I am trying to put things in places on the use of Hamming Distance (HD) in error detection and correction in Computer Networks. I'm looking for correction/verification on the following:

HD is a measure of how well the error-detection/correction can/did perform. It is not an error detection or correction method by itself.

Part of the input to HD is the code-words-- the set of valid codes, say set $C$ that are to be transmitted. With this code-set at hand, $d_{min}$, is the minimum of HDs between any two word pairs in $C$.

What HD tells is,

In this code set $C$, the best that an error detection algorithm can do is

  • to detect ($d_{min}-1$)-bit errors, i.e., errors in which $d_{min}-1$ of the bits are flipped,


  • to correct ($(d_{min}-1)/2$)-bit errors.
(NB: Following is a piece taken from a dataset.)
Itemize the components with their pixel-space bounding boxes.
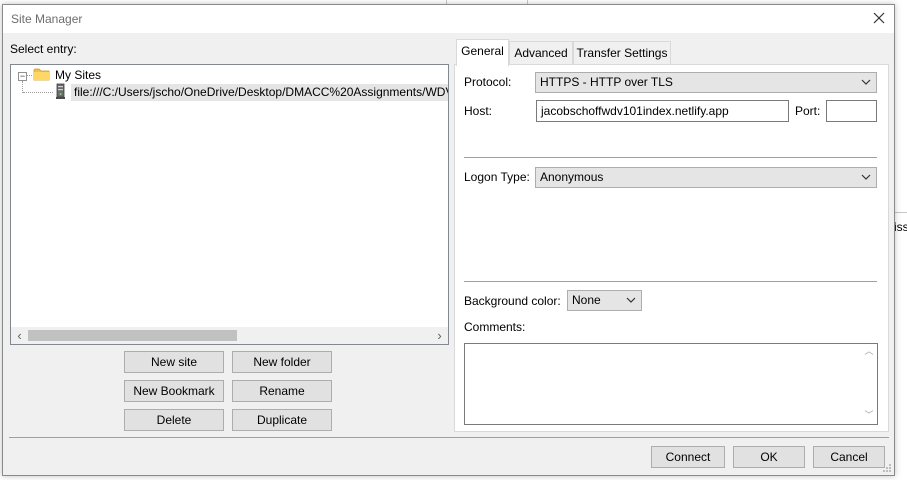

Hamming Distance is a method to set the boundaries how well an error-detection/correction scheme can do on a specific case (specific set of messages transmitted). HD itself isn't an error-detection/correction scheme by itself.

Am I missing anything here?


Please note: I've seen some useful discussions including Hamming distance required for error detection and correction and Hamming distance necessary for detecting d-bit error and for correcting a d-bit error.



HD is a scheme that has use in many contexts that the coding theory applies.

This Q is about the use of Hamming Distance in error detection/correction in Communication Networks.

More specifically-- consider a stream of bits transmitted by a node on one end of a link to the node on the other end of that link.

What use is it here? Other than telling how well a particular detection/correction method can do on an assumed set of messages transmitted in that stream.



Figured this -- this was an early Q in not-enough-time.

Not letting me to delete the Q.

Thanks all.


Your terminology is a bit off. Hamming distance is a metric on words given by the number of different symbols. The minimal distance of a code is the minimal (Hamming) distance between two different codewords, and enjoys the properties you listed.